Den Neonazis ist es gelungen, in Dresden ein zentrales Happening der rechten Szene zu inszenieren. Derweil zeigt sich die Gegenseite zerstritten - dank der CDU.

Noch mal glimpflich gelaufen, könnte man meinen. Wie erwartet marschierten am Samstag rund 6.000 Rechtsextremisten durch die Dresdner Innenstadt, um der Bombardierung von 1945 zu gedenken, die sie verleumderisch als "Bomben-Holocaust" bezeichnen. Rund 10.000 Menschen demonstrierten dagegen.
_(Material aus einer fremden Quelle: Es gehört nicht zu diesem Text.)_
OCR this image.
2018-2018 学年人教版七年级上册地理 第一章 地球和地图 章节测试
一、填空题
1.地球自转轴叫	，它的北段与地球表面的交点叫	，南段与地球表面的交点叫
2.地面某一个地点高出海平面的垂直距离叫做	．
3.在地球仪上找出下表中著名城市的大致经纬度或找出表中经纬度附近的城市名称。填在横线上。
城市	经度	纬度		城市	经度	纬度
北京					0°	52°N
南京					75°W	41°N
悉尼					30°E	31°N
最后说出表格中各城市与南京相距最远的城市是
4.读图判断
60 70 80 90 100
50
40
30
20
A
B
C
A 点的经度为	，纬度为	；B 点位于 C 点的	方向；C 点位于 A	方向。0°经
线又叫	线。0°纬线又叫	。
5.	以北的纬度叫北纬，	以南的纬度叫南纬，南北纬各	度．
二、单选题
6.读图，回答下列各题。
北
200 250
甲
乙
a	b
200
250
Und die Polizei zieht eine weitgehend positive Bilanz - es sei doch nicht zu Ausschreitungen zwischen Linken und Neonazis gekommen. Ja, es hätte alles viel schlimmer werden können. Und doch: Dresdens 14. Februar 2009 ist eine Niederlage für alle demokratischen Kräfte. Schuld daran trägt die CDU.

Seit Jahren bemühen sich die Neonazis und die rechtsextremistische NPD um ein zentrales Happening, das ihr über ihre Szene hinaus Zulauf verschafft. Der Gedenkmarsch für Hitlers Stellvertreter Rudolf Heß im bayerischen Wunsiedel war ein Versuch. Ein zweiter sollte der Aufmarsch an Deutschlands größtem Soldatenfriedhof aus dem Zweiten Weltkrieg im brandenburgischen Halbe sein.
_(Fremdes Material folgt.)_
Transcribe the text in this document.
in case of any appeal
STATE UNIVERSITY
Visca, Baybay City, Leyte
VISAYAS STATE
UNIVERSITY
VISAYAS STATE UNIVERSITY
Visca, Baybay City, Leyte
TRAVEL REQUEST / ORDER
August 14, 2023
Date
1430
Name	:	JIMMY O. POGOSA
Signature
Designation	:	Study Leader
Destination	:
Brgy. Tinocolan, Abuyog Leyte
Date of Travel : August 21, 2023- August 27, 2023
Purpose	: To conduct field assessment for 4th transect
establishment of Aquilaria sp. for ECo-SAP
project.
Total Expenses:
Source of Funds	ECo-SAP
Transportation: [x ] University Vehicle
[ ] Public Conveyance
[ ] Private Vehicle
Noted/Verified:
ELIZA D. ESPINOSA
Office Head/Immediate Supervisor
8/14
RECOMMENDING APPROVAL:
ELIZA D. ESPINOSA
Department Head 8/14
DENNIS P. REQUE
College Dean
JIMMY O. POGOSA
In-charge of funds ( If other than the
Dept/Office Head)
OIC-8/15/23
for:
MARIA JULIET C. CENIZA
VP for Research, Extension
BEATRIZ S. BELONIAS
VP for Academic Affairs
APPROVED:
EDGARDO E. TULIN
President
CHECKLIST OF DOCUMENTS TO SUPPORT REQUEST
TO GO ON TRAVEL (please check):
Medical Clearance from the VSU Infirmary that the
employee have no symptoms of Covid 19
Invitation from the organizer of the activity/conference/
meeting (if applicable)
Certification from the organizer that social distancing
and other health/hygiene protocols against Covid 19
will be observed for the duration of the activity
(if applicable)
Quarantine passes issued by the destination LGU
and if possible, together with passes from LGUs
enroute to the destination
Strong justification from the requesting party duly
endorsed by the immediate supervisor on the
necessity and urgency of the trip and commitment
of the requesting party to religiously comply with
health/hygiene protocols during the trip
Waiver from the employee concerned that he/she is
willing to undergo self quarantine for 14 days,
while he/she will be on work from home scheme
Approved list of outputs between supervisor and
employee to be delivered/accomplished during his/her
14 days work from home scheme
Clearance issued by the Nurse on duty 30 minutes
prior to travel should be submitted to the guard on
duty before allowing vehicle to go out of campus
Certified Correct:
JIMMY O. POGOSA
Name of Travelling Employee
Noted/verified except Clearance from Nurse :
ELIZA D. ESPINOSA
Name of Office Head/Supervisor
Beide Aufmärsche sind inzwischen verboten. In Dresden ist die Strategie nun aufgegangen. Den Neonazis gelang am Samstag ihr europaweit größter Aufmarsch seit der Niederlage der Nazis 1945.

Die Gegenseite hingegen zeigte sich zerstrittener denn je. In üblicher Manier weigerte sich die sächsische CDU, bei den Vorbereitungen mit Antifas und Vertretern der Linkspartei in einem Bündnis zu sitzen. SPD, Linke und Grüne, die mit ihren Bundesspitzen vertreten waren, hatten erkannt, dass es sich in Dresden nicht um einen beliebigen Aufmarsch handelt, den Neonazis - schlimm genug - inzwischen nahezu jedes Wochenende in irgendeiner Kleinstadt abhalten.

Die CDU-Spitze hingegen überließ die Aufgabe allein ihren sächsischen Vertretern. Und denen war nichts wichtiger, als sich von allen linken Kräften abzugrenzen.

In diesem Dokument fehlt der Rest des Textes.